Bu sözlerle birlikte, boğazdan gelen içten bir ses havada yankılanmaya başladı. Gary'yi boynundan kaldıran adam, birkaç adım geri çekilerek onu bırakmak zorunda kaldı; diğerleri de ayakları kendiliğinden hareket ederken birbirlerine baktılar.
Arkadaşlarının kanı her yere sıçrarken, boynu çok yavaş bir şekilde önlerinde kesilirken, etleri de her yere dağılırken, nasıl bakmasınlar ki?
Boynu parçalanırken aynı zamanda iyileşiyor olması... pek hoş bir manzara değildi.
"Eğlenceli, değil mi!?" Riley'nin ağzı açılmaya başladı ve yüzündeki gülümseme neredeyse şeytani bir hal aldı, kan yüzüne yağmaya başladı. Buna arkadaşlarının acı içinde çığlıkları da eklenince, grup tamamen donakaldı.
"Birini böyle işkence edersin!"
"..." Gary, önünde olanlara hala inanamıyordu, bunun bir rüya olduğunu düşündü. Darkday... Bu Darkday olamaz, diye düşündü. Darkday kurbanlarıyla alay eder, evet; ama asla böyle değil.
Bu Riley bile değildi — Riley, bir kez bile böyle bir şey yapmamıştı.
Sanki artık daha insan gibi görünüyordu. Ama neden...
...Neden daha da korkutucu görünüyor?
"Maalesef eğlencemizi kısa kesmek zorundayım." Bu sözlerle Riley elini salladı ve sonunda boynunu kesen adamın kafasını tamamen kopardı. Riley adamın kafasını yere attı; boynu hala kıvrılıyor ve vücudunun geri kalan kısmı yeniden oluşuyordu.
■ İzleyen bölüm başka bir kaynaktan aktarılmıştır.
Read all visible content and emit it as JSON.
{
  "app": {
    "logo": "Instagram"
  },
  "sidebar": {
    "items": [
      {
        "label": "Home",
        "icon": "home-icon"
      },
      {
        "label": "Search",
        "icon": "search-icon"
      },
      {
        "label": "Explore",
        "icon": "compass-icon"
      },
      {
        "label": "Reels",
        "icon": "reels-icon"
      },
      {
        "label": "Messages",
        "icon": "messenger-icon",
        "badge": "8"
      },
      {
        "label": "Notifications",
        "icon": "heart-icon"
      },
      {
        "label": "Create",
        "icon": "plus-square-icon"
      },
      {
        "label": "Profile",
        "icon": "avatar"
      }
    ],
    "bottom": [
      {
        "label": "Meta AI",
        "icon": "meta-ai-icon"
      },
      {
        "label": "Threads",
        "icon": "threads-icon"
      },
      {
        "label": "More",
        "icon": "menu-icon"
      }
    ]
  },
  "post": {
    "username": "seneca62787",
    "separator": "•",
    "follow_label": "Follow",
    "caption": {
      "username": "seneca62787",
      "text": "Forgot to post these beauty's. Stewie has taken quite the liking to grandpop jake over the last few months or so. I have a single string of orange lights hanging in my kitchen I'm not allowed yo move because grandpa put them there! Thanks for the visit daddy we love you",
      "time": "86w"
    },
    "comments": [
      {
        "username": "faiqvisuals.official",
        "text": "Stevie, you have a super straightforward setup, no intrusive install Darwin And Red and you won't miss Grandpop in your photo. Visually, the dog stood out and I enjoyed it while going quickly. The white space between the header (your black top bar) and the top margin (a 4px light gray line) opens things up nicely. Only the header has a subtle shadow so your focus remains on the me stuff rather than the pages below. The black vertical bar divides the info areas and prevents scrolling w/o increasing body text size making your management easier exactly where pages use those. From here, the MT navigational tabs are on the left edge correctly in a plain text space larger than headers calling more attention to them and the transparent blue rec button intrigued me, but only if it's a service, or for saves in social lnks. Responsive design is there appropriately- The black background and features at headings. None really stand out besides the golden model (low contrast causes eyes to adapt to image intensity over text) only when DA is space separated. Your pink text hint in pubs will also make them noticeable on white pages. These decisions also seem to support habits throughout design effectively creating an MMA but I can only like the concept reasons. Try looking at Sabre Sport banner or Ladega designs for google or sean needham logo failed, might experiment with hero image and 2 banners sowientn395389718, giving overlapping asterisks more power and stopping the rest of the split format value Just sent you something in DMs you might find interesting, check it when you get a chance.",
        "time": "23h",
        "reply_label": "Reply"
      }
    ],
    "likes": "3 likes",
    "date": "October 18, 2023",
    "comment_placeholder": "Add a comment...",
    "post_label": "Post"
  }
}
"Şuna bak, hayatta kaldı," Riley başını sallayarak uzun ve derin bir nefes aldı; ses tonu nihayet normale döndü. Sonra dikkatini tekrar Gary'ye çevirdi, bu da Gary'nin hafifçe irkilmelerine neden oldu; ama Riley onunla konuşamadan, grubun geri kalanı onu çevreledi.
"Bizim bölgemizde böyle bir şey yapıp paçayı kurtarabileceğini mi sanıyorsun?" Çetelerin lideri gibi görünen adam öne çıktı.
"Bu boktan prense yardım ettiğin açık, o yüzden seni de öldürelim."
"Oh," Riley birkaç kez gözlerini kırpıştırarak Gary'ye tekrar baktı, "Sanırım sen Hel'in varisi, Gary. Bu yüzden mi Aerith'in infazını planlarken hiçbir şey yapmıyorsun?"
"O..."
"Onun gibi biri tahta çıkmaya layık değil!"
Gary, haydutların lideri bağırmaya ve ellerini sallamaya başlayınca konuşmasına bile izin verilmedi.
"Tahtın varisi Lucien'dir!"
"Katılmıyorum," dedi Riley çabucak.
"Demek onu destekliyorsun!"
"Hayır," Riley başını salladı, "Tahtın varisi hala hayattayken onu neden destekleyeyim ki?"
"...Prenses Aerith mi?" Haydutların lideri kaşlarını çattı. Ancak kısa süre sonra yüzündeki şaşkınlık yerini eğlenceli bir gülümsemeye bıraktı.
"O başarısızlığın tahtı hak ettiğini mi düşünüyorsun? Kralın kendisi, kendi babası, onun idam edilmesini emretti! O değersiz birisi!"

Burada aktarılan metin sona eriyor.